Gwen gave him a dazzling smile.  “In return for a large investment.”

“Who has financed you to date?” asked Messenger.

“I have.”

“How, if you don’t mind my asking?”

Gwen shrugged.  “It’s no secret.  I made a decent bit of money from surfing endorsements, modeling, that sort of thing.”

“You’re a surfer?” asked Messenger, face opening with curiosity.

“I am.”

“Pro circuit?”

“Yep.  But my thing was big waves.”

“How big?”

“Big enough to give you nightmares.”

Messenger grinned for the first time.  It transformed the hard-planed face, revealed a kind of locked-down charisma.

“Is that why you stopped?  I take it you did.  You spoke in the past tense.”

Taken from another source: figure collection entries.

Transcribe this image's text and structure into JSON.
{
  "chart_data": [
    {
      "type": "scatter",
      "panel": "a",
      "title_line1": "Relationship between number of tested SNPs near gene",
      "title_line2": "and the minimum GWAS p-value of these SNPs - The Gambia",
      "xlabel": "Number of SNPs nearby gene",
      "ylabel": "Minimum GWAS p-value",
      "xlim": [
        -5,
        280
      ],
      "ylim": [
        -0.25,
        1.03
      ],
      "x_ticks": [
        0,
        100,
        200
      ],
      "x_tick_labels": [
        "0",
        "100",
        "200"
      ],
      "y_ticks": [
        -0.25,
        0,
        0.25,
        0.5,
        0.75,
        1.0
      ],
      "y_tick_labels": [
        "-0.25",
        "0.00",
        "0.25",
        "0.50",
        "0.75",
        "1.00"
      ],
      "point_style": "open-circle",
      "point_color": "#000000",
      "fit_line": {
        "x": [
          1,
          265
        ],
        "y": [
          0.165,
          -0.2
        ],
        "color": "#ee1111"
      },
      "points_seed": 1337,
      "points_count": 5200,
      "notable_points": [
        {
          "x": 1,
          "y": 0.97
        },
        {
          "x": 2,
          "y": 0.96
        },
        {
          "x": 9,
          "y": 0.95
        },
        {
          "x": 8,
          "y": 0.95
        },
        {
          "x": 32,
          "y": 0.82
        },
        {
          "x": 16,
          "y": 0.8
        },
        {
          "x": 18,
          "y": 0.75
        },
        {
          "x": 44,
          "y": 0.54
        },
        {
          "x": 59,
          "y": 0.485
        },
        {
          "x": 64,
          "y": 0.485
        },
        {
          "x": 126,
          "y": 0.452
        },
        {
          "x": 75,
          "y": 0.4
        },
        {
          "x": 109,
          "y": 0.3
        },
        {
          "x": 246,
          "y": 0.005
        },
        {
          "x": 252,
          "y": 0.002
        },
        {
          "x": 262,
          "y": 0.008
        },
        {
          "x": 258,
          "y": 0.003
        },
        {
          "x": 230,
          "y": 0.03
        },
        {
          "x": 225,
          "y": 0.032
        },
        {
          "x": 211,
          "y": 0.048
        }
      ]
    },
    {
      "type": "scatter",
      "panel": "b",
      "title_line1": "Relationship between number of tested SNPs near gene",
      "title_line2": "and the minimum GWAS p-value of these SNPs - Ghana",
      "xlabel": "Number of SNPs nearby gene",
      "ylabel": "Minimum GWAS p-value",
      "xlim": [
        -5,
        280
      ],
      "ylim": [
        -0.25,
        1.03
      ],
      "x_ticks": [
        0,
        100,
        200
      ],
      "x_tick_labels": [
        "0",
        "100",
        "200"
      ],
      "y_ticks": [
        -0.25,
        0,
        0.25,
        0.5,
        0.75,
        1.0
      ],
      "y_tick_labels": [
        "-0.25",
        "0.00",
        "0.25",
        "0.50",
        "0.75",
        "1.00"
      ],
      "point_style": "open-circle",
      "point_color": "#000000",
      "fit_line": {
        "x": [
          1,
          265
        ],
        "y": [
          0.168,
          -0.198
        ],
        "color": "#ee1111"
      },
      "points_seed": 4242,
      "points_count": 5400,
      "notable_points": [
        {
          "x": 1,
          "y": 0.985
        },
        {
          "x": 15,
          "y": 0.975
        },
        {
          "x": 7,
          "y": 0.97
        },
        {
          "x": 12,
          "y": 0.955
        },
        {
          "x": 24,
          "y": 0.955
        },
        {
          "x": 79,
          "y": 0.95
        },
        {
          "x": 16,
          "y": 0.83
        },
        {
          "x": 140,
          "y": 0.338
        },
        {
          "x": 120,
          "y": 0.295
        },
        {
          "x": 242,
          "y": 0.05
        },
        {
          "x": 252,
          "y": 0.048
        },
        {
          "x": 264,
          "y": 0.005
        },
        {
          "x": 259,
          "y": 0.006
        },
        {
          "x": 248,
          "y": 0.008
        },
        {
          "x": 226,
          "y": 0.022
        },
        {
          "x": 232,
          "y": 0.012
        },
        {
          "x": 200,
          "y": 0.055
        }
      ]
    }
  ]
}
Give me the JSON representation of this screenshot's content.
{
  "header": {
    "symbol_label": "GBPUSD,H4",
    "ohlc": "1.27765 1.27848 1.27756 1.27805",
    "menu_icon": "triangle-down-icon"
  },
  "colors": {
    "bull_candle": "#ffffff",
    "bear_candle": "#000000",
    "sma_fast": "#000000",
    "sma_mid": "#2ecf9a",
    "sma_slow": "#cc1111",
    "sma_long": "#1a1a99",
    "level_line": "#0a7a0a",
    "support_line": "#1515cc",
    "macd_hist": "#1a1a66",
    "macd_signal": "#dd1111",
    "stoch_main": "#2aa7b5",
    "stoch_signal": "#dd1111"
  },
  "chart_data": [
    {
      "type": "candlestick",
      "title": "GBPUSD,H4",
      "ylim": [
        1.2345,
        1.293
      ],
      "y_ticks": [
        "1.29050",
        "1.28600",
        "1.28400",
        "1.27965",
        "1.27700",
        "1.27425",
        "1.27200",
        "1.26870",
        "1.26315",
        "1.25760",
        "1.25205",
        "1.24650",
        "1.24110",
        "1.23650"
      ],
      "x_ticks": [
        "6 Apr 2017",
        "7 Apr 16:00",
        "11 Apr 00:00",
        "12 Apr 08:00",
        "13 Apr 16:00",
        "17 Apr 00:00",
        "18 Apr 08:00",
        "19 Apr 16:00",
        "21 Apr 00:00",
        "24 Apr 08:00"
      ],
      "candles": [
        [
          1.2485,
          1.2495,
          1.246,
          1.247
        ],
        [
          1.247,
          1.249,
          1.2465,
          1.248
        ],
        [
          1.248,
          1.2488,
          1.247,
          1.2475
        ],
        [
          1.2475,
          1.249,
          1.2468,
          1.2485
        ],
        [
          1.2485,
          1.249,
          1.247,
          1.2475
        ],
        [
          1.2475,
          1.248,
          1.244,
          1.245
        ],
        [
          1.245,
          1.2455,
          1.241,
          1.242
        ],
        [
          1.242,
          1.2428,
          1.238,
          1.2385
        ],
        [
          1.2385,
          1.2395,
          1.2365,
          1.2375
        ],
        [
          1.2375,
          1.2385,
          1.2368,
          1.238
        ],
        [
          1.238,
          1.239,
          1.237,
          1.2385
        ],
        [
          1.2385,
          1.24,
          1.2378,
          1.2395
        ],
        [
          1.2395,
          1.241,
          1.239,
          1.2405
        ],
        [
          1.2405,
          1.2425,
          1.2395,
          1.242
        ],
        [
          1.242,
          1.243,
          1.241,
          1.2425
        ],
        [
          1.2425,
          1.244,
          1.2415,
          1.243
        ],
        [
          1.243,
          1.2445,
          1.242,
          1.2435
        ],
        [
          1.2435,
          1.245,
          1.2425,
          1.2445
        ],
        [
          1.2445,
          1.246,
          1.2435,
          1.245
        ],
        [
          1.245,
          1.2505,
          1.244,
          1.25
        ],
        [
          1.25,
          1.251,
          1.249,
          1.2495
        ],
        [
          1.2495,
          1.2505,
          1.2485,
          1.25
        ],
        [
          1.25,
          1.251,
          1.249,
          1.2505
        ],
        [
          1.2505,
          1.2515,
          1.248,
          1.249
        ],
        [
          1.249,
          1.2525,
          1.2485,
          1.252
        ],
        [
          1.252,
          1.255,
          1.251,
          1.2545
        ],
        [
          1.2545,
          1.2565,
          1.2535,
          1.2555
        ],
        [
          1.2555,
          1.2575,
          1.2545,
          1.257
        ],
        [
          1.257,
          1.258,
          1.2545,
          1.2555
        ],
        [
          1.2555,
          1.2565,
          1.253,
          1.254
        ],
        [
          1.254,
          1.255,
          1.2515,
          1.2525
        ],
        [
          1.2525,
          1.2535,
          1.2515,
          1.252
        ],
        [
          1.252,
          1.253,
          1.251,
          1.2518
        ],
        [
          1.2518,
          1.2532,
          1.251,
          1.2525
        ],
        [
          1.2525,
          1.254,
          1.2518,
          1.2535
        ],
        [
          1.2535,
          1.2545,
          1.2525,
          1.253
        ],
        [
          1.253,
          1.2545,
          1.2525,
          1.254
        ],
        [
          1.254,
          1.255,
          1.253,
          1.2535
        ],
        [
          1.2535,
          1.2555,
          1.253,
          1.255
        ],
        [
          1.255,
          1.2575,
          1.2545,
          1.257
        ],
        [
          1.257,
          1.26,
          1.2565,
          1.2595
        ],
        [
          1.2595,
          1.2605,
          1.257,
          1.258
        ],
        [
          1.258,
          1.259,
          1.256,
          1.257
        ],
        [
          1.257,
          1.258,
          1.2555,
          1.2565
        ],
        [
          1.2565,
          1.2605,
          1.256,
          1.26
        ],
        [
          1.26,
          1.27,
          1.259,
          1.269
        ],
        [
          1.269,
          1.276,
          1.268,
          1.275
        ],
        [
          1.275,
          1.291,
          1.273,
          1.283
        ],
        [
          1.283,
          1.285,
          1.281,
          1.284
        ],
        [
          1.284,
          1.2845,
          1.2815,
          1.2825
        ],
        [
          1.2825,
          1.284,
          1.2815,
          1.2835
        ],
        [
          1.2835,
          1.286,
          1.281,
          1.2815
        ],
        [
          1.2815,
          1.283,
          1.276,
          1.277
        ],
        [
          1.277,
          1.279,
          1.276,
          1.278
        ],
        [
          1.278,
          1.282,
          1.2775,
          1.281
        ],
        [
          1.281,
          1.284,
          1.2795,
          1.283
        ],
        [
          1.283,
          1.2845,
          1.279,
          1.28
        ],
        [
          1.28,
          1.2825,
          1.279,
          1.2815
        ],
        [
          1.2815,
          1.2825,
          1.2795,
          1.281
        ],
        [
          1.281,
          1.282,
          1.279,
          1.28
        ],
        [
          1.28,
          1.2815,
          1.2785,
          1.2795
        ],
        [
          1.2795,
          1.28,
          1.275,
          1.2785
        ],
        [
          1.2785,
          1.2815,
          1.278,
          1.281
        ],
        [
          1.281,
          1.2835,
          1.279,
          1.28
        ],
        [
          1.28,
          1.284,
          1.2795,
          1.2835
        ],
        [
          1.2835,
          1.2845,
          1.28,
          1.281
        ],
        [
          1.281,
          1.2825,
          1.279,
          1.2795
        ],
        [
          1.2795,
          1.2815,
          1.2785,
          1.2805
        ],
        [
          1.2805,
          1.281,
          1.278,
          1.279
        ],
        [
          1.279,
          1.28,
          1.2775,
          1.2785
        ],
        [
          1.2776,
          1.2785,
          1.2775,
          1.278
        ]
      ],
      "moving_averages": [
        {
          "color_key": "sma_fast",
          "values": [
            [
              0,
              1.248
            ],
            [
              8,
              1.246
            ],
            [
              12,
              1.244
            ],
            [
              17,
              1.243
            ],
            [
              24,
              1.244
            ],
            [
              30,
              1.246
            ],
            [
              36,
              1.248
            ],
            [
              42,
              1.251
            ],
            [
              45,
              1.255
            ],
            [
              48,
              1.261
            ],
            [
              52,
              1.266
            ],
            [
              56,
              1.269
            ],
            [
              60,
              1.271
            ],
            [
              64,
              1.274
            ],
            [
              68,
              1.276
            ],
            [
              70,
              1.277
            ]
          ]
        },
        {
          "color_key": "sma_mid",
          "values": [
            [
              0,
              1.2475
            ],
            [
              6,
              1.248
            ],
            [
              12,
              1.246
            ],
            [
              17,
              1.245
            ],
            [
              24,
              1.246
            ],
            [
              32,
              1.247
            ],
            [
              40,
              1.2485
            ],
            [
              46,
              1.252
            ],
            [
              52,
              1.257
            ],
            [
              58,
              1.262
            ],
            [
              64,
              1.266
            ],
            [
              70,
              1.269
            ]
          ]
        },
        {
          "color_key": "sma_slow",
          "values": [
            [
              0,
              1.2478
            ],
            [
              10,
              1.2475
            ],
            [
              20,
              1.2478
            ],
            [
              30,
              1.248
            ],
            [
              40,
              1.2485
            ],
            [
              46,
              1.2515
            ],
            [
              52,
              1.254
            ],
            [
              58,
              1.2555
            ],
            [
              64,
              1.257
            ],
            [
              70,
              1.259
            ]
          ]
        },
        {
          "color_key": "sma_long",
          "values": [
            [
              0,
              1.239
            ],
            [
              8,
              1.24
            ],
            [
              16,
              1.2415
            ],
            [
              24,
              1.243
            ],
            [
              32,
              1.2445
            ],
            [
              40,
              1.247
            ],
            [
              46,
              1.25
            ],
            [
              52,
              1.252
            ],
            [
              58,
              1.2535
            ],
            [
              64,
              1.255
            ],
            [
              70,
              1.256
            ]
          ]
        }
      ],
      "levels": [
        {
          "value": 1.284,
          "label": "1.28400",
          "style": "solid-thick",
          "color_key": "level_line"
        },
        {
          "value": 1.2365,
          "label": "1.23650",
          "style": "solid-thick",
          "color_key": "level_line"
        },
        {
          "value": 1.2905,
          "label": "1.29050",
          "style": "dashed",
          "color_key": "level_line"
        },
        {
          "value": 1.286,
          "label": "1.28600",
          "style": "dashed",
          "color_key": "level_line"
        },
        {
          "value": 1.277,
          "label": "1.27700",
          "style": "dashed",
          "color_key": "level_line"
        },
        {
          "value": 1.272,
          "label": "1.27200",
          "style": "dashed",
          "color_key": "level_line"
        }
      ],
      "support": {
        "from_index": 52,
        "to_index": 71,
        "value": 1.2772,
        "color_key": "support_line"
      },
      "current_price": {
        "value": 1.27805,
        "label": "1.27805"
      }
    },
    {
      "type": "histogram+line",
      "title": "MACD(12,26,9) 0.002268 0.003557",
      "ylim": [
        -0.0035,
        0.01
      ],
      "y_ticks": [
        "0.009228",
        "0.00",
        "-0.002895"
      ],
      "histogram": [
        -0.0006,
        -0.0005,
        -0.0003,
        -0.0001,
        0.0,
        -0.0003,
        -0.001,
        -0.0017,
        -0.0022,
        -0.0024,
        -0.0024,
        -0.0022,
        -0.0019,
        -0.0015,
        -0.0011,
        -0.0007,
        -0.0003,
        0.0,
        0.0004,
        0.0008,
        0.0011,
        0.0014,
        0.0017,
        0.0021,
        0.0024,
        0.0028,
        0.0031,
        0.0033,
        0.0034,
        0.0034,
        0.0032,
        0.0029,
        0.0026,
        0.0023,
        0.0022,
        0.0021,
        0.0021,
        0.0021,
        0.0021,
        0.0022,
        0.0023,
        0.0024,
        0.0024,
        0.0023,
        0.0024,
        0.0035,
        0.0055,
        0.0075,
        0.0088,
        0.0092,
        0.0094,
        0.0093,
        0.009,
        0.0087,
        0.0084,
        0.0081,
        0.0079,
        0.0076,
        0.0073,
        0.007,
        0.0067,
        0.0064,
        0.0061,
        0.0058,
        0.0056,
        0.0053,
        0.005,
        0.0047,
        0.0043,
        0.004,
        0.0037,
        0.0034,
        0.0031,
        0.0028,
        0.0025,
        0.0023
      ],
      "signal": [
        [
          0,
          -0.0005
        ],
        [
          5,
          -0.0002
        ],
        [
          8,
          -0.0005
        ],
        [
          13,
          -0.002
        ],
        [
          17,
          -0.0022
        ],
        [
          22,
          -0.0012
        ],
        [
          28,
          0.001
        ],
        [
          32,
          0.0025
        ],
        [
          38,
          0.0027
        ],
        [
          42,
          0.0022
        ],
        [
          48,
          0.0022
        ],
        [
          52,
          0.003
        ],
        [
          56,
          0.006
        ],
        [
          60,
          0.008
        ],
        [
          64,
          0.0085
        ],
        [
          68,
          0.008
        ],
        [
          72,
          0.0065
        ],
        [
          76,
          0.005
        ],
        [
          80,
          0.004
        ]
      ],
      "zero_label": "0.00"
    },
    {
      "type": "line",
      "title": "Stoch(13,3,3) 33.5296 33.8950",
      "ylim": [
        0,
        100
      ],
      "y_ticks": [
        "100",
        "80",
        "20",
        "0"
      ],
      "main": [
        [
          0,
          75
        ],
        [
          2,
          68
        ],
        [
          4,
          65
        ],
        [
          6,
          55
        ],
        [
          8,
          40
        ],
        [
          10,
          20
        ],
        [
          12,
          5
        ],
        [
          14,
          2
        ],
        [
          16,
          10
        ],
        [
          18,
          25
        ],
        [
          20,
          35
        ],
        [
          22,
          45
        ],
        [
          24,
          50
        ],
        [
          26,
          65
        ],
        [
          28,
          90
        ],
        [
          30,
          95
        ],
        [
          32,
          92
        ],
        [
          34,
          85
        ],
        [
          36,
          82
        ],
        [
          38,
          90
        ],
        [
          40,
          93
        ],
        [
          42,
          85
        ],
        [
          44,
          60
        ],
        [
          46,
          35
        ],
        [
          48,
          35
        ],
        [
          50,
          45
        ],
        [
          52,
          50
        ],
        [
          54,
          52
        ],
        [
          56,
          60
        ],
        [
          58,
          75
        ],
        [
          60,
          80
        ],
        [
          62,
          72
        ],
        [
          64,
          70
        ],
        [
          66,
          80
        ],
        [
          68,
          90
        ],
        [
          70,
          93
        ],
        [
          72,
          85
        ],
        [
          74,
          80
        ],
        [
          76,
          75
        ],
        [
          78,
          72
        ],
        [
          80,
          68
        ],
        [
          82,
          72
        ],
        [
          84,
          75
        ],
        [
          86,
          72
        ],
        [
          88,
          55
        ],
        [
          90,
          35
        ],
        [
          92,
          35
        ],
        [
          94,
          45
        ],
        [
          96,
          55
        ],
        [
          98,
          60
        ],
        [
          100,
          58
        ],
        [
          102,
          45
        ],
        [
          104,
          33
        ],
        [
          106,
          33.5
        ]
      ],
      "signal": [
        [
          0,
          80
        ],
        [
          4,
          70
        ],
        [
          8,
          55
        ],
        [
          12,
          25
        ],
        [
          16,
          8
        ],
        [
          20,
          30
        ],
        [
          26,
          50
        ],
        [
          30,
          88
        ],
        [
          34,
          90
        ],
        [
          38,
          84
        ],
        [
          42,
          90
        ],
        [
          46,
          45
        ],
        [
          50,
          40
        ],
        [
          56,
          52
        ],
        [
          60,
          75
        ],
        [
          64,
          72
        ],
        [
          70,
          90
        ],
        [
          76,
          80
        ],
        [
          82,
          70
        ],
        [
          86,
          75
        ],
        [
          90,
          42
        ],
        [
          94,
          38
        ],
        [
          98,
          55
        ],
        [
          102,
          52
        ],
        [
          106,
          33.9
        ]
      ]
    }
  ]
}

Gwen blew out a breath.  The question, the only question, she dreaded.  For a second, as she blinked, the images spooled behind her closed lids: the red car hurtling off the road, rolling over and over, coming to a final stop, bursting into flames. Another car, real or imagined, driving victoriously from the scene.   She stared across the table at Messenger, meeting and holding his gaze.

“No.  I stopped because my parents were killed in a car crash in Peru, and I decided I needed to do something more meaningful with my life than pose in a bikini.”  She swallowed, her mouth dry, longed for a glass of water.